Verängstigt blickte sie den Kasten auf dem Podest am Fußende des Betts an. Er war Geschenk und Drohung des Pontifex. Er war nicht länger als ihr Unterarm und auch kaum höher, doch sie wusste, dass sein Inhalt über das Schicksal der Welt entschied. Sie fürchtete sich, ihn zu berühren oder zu öffnen, doch sobald ihr Gemahl tot war, würde sie es trotzdem tun.

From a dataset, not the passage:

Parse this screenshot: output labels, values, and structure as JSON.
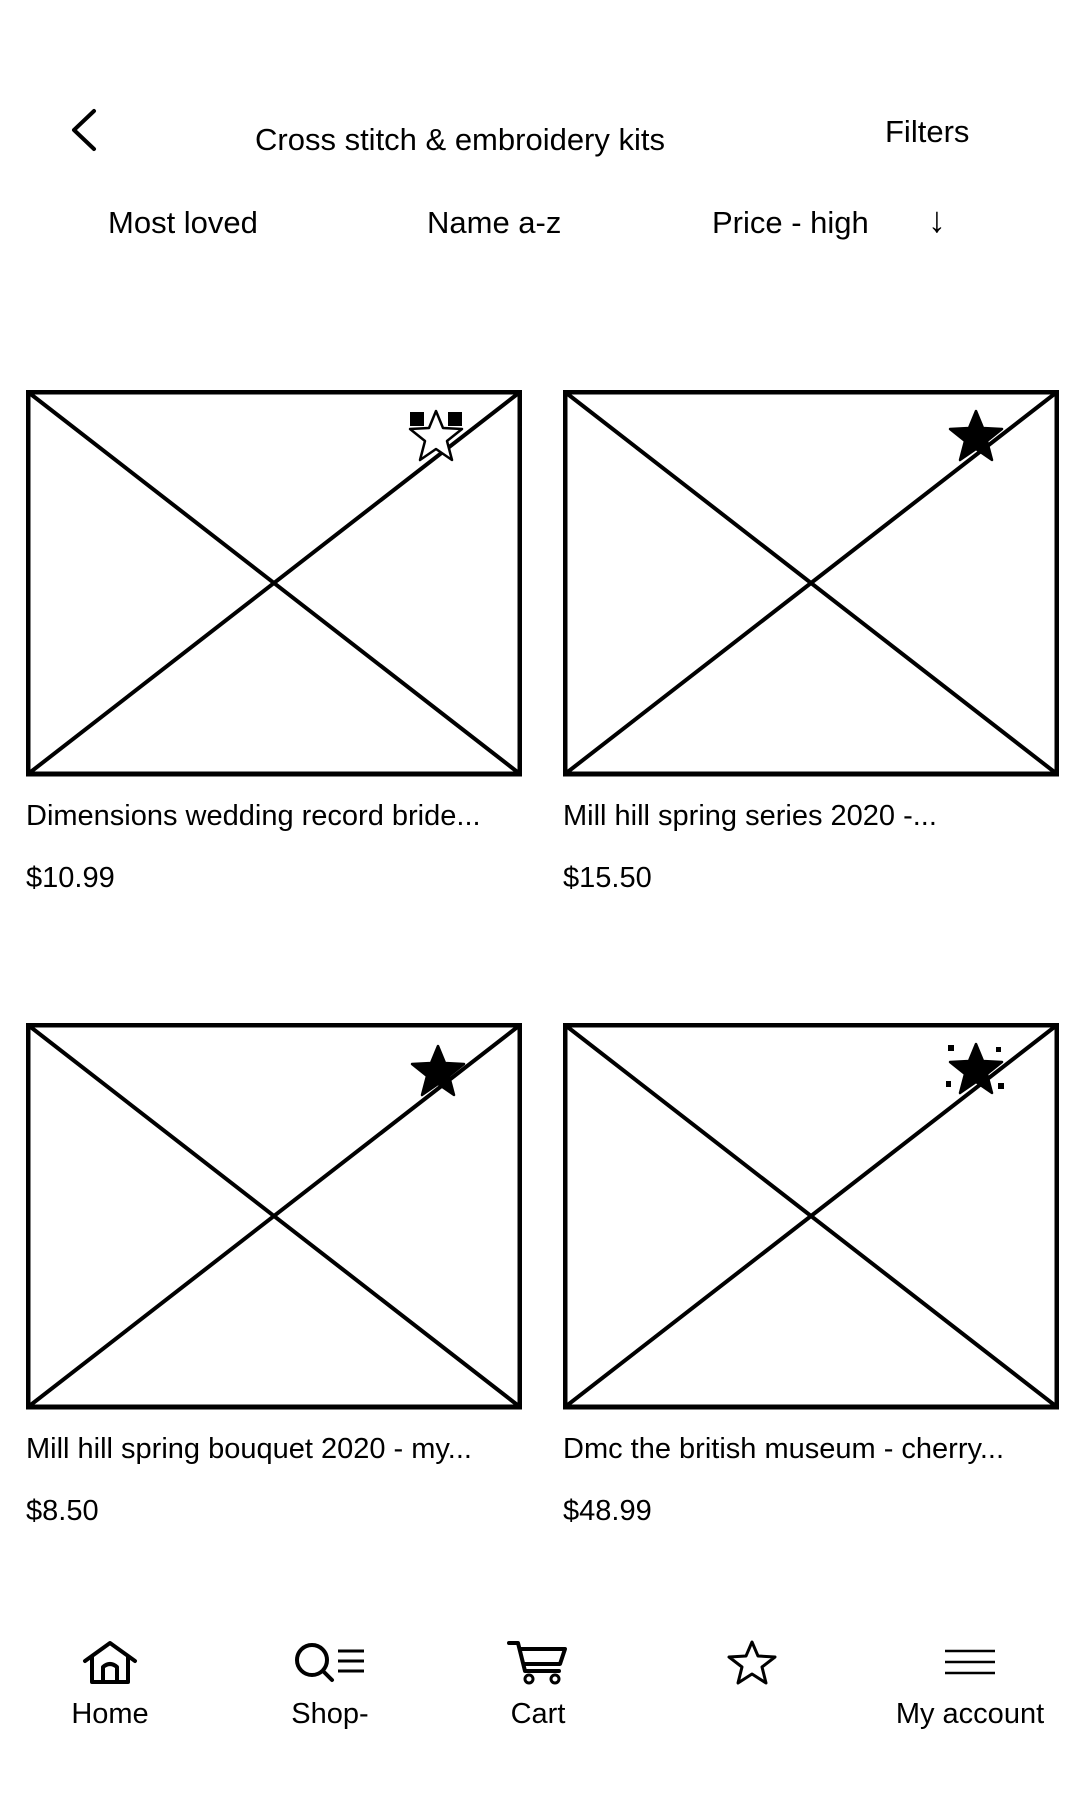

Sie konnte nur mit einem Schrecken gleichzeitig fertigwerden.

Ihr furchtsamer Blick huschte zur geschlossenen Tür des Hochzeitsgemachs. Der Himmel im Osten kündete bereits vom anbrechenden Tag. Wenn es dämmerte, würden die Männer des Königs das Gemach betreten. Bis dahin musste er tot sein.

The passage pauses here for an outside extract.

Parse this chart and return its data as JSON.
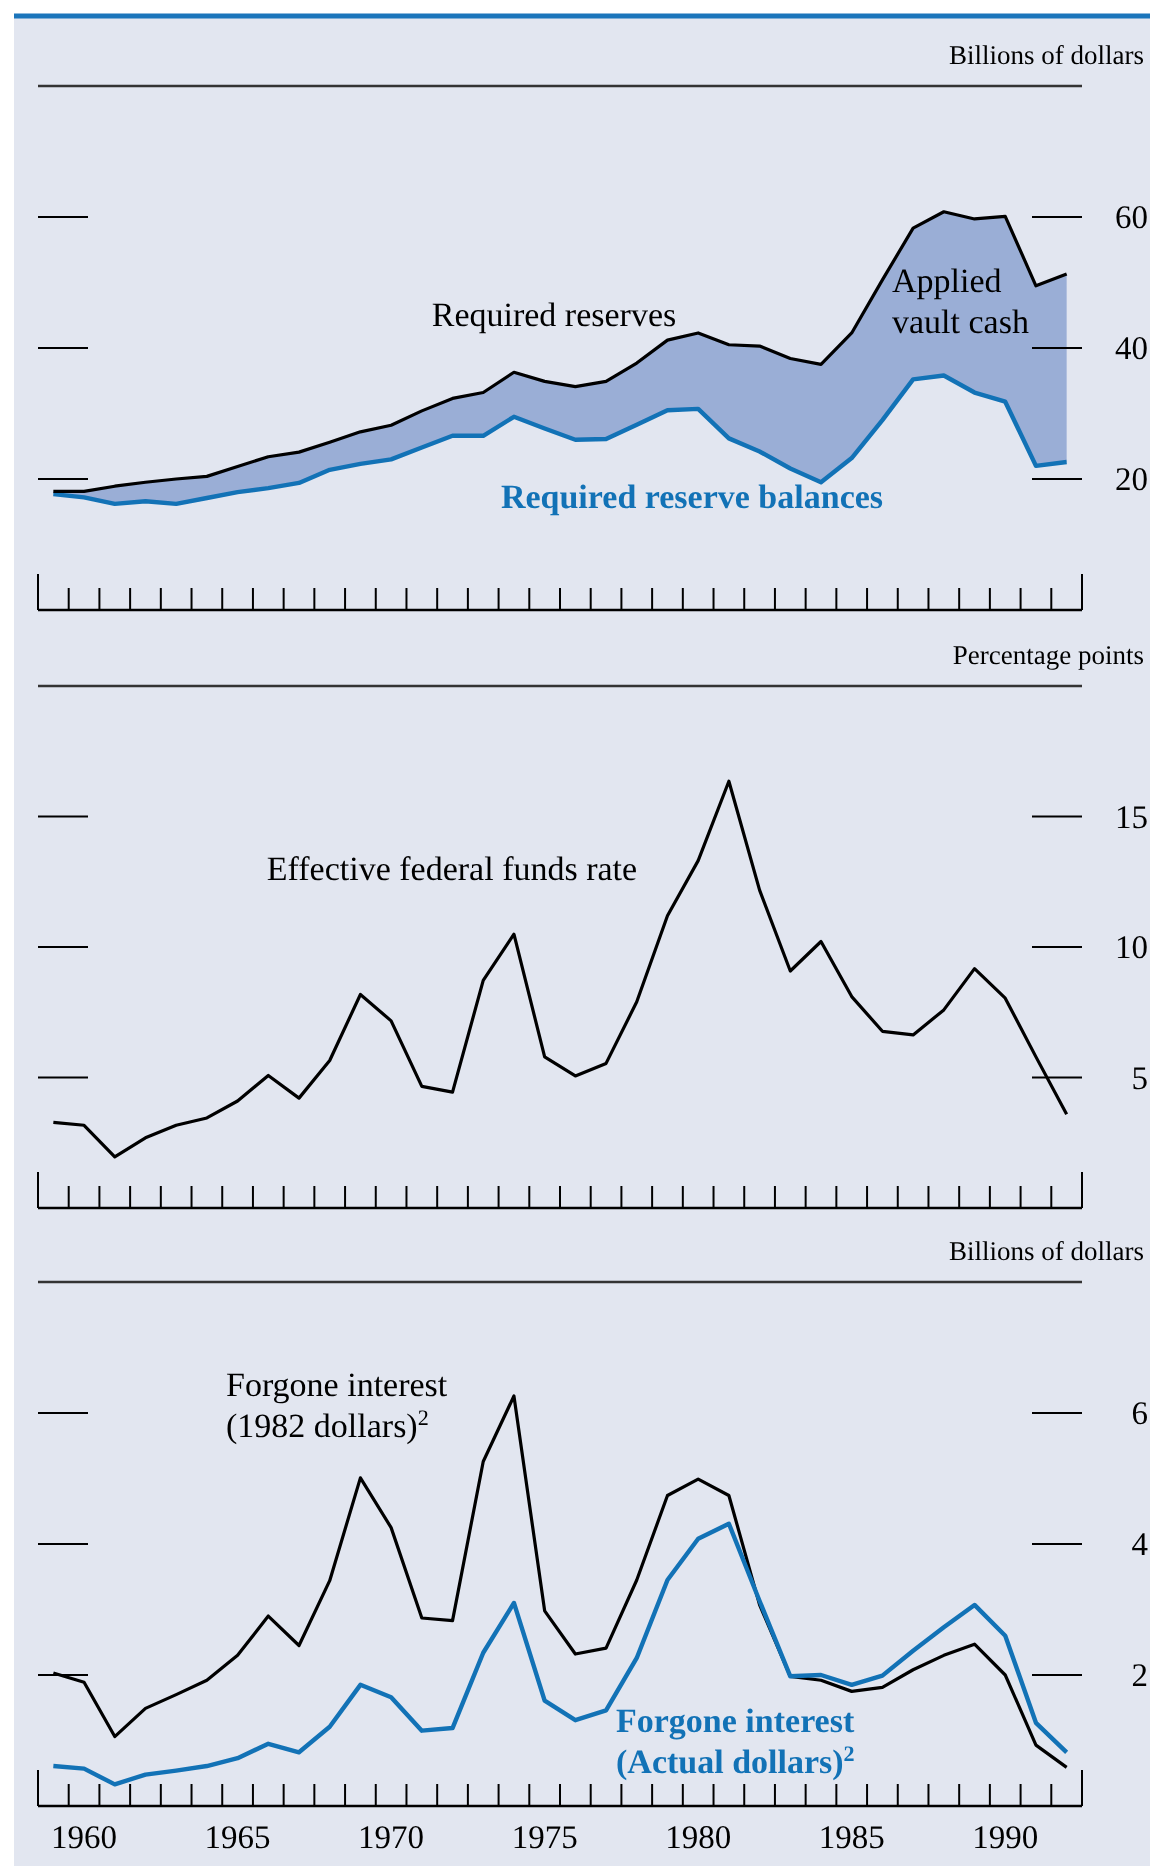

Sie beobachtete, wie ihm mit jedem keuchenden Atemzug Blut aus der Nase quoll. Sie lauschte auf das Rasseln in seiner Brust. Er hustete schwach, und Blut trat über seine Lippen. Es sickerte durch seinen gegabelten Bart und sammelte sich in der Halskuhle. Dort zeichnete sich sein Herzschlag ab; mit jedem schwachen Schlag erglänzte die dunkle Lache.

Sie betete darum, dass er sterben möge – und zwar rasch.

Verbrenne in den Flammen der Hölle, in die du gehörst …

Als hätte er ihr Flehen gehört, entrang sich der blutgefüllten Kehle ein rauer Atemzug, der noch mehr Blut über die Lippen treten ließ – dann senkte sich der Brustkorb ein letztes Mal und hob sich nicht mehr.

Ildiko schrie vor Erleichterung leise auf. Tränen traten ihr in die Augen. Es war vollbracht. Die Geißel Gottes war tot und konnte kein Unheil mehr über die Welt bringen. Und das keinen Moment zu früh.

In ihrem Elternhaus hatte der Kardinal ihr Attilas Plan enthüllt, seine Streitmacht erneut gegen Italien zu wenden. Gleichlautende Gerüchte waren ihr beim Hochzeitsfest zu Ohren gekommen, lautstarkes Schwadronieren von der Einnahme Roms, das man dem Erdboden gleichmachen und dessen Einwohner man abschlachten wolle. Das helle Licht der Zivilisation drohte unter den Barbarenschwertern für immer zu erlöschen.

Mit ihrer blutigen Tat hatte sie die Gegenwart gerettet.

Doch sie war noch nicht fertig.

Die Zukunft war noch immer in Gefahr.

Sie rutschte auf bloßen Knien zum Fußende des Betts. Sie näherte sich dem kleinen Kasten und empfand dabei mehr Angst als in dem Moment, als sie das Gift in den Trank ihres Gemahls geträufelt hatte.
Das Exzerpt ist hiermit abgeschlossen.